The two types of human laugh

Summary
One is caused by tickling; the other by everything elseANGLOPHONE NOVELISTS describing amusement are laughing all the way to the bank. Depending on context, characters can chortle, chuckle, titter, hoot, giggle, snigger, howl or guffaw. This richness of language may suggest to some that laughter, itself, is a phenomenon of infinite variety, one that lends itself to endless subcategorisation. The joke would be on them.
New work led by Roza Kamiloglu, a psychologist at the Free University of Amsterdam, provides evidence that there are just two primary types of laughter: one generated when people find something funny and one that can be induced only through the physical act of tickling.
The work started with the serious business of laugh collection. Dr Kamiloglu instructed research assistants to search YouTube, a video platform, for footage featuring spontaneous laughter. They collected a total of 887 videos that were then categorised based on the inciting comic incident, ranging from tickle attacks to Schadenfreude and verbal jokes.

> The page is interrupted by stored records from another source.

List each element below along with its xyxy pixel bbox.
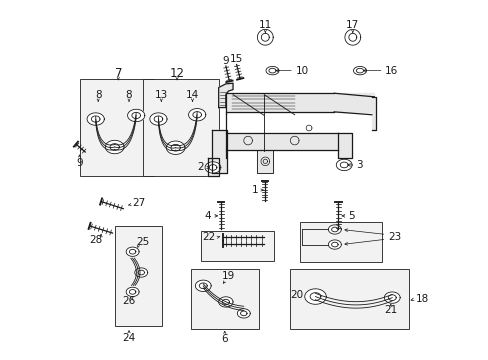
- Text: 20: 20: [290, 290, 303, 300]
- Polygon shape: [384, 292, 399, 303]
- Polygon shape: [126, 247, 139, 256]
- Polygon shape: [126, 287, 139, 297]
- Text: 8: 8: [95, 90, 102, 100]
- Text: 19: 19: [221, 271, 235, 281]
- Bar: [143, 79, 219, 176]
- Text: 5: 5: [348, 211, 354, 221]
- Text: 27: 27: [132, 198, 145, 208]
- Text: 24: 24: [122, 333, 135, 343]
- Text: 11: 11: [258, 20, 271, 30]
- Text: 4: 4: [204, 211, 211, 221]
- Text: 10: 10: [295, 66, 308, 76]
- Polygon shape: [166, 141, 184, 154]
- Polygon shape: [336, 159, 351, 171]
- Text: 18: 18: [415, 294, 428, 304]
- Polygon shape: [265, 67, 278, 75]
- Polygon shape: [371, 97, 376, 130]
- Polygon shape: [188, 108, 205, 121]
- Polygon shape: [225, 133, 337, 149]
- Polygon shape: [127, 109, 144, 122]
- Bar: [191, 269, 258, 329]
- Text: 8: 8: [125, 90, 132, 100]
- Bar: [290, 269, 408, 329]
- Polygon shape: [304, 289, 325, 304]
- Text: 6: 6: [221, 333, 227, 343]
- Text: 12: 12: [169, 67, 184, 80]
- Polygon shape: [237, 309, 250, 318]
- Polygon shape: [87, 113, 104, 125]
- Polygon shape: [344, 30, 360, 45]
- Polygon shape: [207, 158, 218, 176]
- Polygon shape: [195, 280, 211, 292]
- Text: 1: 1: [251, 185, 258, 195]
- Text: 13: 13: [154, 90, 167, 100]
- Text: 7: 7: [114, 67, 122, 80]
- Text: 15: 15: [229, 54, 243, 64]
- Text: 22: 22: [202, 232, 215, 242]
- Text: 23: 23: [387, 232, 400, 242]
- Polygon shape: [218, 297, 233, 307]
- Bar: [115, 226, 162, 326]
- Polygon shape: [212, 130, 226, 173]
- Polygon shape: [328, 225, 341, 234]
- Polygon shape: [337, 133, 351, 158]
- Polygon shape: [204, 162, 221, 173]
- Polygon shape: [149, 113, 167, 125]
- Polygon shape: [135, 268, 147, 277]
- Text: 25: 25: [137, 237, 150, 247]
- Text: 2: 2: [197, 162, 204, 172]
- Text: 9: 9: [222, 56, 229, 66]
- Text: 3: 3: [355, 160, 362, 170]
- Polygon shape: [353, 67, 366, 75]
- Text: 14: 14: [185, 90, 199, 100]
- Bar: [300, 222, 381, 262]
- Text: 17: 17: [346, 20, 359, 30]
- Polygon shape: [328, 240, 341, 249]
- Bar: [201, 231, 274, 261]
- Polygon shape: [257, 149, 273, 173]
- Polygon shape: [225, 93, 373, 112]
- Text: 28: 28: [89, 235, 102, 245]
- Text: 26: 26: [122, 296, 135, 306]
- Polygon shape: [218, 83, 233, 108]
- Bar: [80, 79, 154, 176]
- Polygon shape: [257, 30, 273, 45]
- Text: 16: 16: [384, 66, 398, 76]
- Polygon shape: [105, 140, 124, 154]
- Text: 9: 9: [76, 158, 82, 168]
- Text: 21: 21: [384, 305, 397, 315]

Roughly 70% of these videos were then used to train a laughter-categorising machine-learning algorithm to connect different forms of laughter with the activities that caused them. The algorithm was then asked to deliver its verdict on the remaining 30%. After a quick listen, Dr Kamiloglu and her colleagues thought the different laughs would be too varied for any connections to be made. The algorithm disagreed.
Based on acoustic traits like loudness, rhythm and changes in frequency brought about by vocal-cord vibrations, the algorithm was able to correctly identify laughter produced by tickling 62.5% of the time. All other forms of laughter, whether they came from viewing stand-up comedy or watching someone pour salt into their tea instead of sugar, were nowhere near as easy to tell apart. This suggested there was something unique about the post-tickling laugh. When Dr Kamiloglu ran the experiment again, this time asking human observers to categorise the laughs, a similar phenomenon presented itself: the observers correctly identified tickling laughter 61.2% of the time.
The findings, published in Biology Letters, are more than light entertainment. They could, instead, point scientists towards the evolutionary roots of laughter. After all, many mammals including dogs, squirrel monkeys, Barbary macaques and chimpanzees produce vocalisations during play that sound remarkably like laughter. One of the first things that infants do early in life is laugh. Even babies born deaf spontaneously produce laughter. Humans are not the only animals that tickle either. Macaques and chimpanzees both engage in the activity too.
All this suggests that laughter from tickling evolved over 10m years ago with the common ancestor that humans shared with these other primates. Dr Kamiloglu suspects that this early sort of laughter probably evolved to help primates build friendly relations, especially during play. With this in mind, she is now keen to study how infectious different sorts of laughs are. If the tickling laugh is one that truly evolved to bring primates together, it ought to be particularly infectious—but nobody has yet tested if it is.
As for all the other forms of laughter that only people produce, these probably evolved millions of years after tickling came along, when the human brain became complex enough to understand irony, slapstick and puns. But he who laughs last, it would seem, laughs longest.